TPRM stratejinizi yenilerken ne yapabilirsiniz?

Gelişen TPRM işlemleri kolay değildir. Yaygın tuzaklardan kaçının:

  • Riskli hareketsizlikten kaçının: Tedarikçi yönetiminde güncellemelerin ertelenmesi maruz kalmayı artırır. Küçük, etkili iyileştirmelerle başlayın ve kademeli olarak ölçeklendirin.

  • Aşırı hizmet kaynaklarından kaçının: Yüksek etkili alanlara öncelik vererek değişiklikleri aşamalı olarak uygulayın. Bu, ezici ekipler olmadan kaynak verimliliğini sağlar.

  • Yapay zeka için gerçekçi beklentiler belirleyin: Sınırlamalarını tanıyarak değer kattığı AI’dan yararlanın. AI araçları, insan gözetimini tamamlamalı, değiştirmemelidir.

  • Ekibin uyumunu sağlayın: Takım becerilerini yeni satıcı güvenlik hedefleriyle hizalayın. Ekipleri teknik değerlendirmeleri etkili bir şekilde yönetmek için donatın. Geri bildirim döngüleri, organizasyonel hedeflerle sürekli iyileştirme ve uyum sağlayabilir.

Bundan ne alabiliriz

SaaS döneminde üçüncü taraf riskinin yönetilmesi proaktif, veriye dayalı bir yaklaşım gerektirir. Kuruluşlar, gerçek zamanlı güvence, özel değerlendirmeler ve otomasyondan yararlanarak onay kutusu uyumunun ötesine geçmelidir. TPRM’nin modernizasyonu SaaS güvenliğinin karmaşıklıklarını ele almak için gereklidir.

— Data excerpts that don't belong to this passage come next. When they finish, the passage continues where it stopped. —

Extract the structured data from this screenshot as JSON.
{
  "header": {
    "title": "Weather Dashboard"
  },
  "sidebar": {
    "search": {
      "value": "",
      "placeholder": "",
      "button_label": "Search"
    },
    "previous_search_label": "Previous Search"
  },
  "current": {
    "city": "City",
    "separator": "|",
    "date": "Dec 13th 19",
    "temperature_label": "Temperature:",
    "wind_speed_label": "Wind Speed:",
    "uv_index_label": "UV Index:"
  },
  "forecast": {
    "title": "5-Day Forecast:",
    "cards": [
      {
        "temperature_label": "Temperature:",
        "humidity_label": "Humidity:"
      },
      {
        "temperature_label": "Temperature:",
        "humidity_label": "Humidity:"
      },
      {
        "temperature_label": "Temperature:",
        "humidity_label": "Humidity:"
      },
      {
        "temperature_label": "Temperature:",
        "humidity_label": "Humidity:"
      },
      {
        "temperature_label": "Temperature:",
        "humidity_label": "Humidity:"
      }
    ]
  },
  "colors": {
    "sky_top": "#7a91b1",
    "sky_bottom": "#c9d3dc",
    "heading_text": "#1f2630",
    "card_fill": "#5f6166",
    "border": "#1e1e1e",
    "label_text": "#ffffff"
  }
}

Özellikle daha küçük kuruluşlar için zorlayıcı olsa da, ihlalleri önlemenin ve itibarları korumanın faydaları maliyetlerden daha ağır basar. Kuruluşlar, üçüncü taraf risk yönetimini geliştirirken kritik satıcılara öncelik vererek ve aşamalı değişiklikleri benimseyerek masrafları etkili bir şekilde yönetebilir. Proaktif stratejilere olan bağlılık, sürekli gelişen bir tehdit manzarasına karşı esneklik sağlar.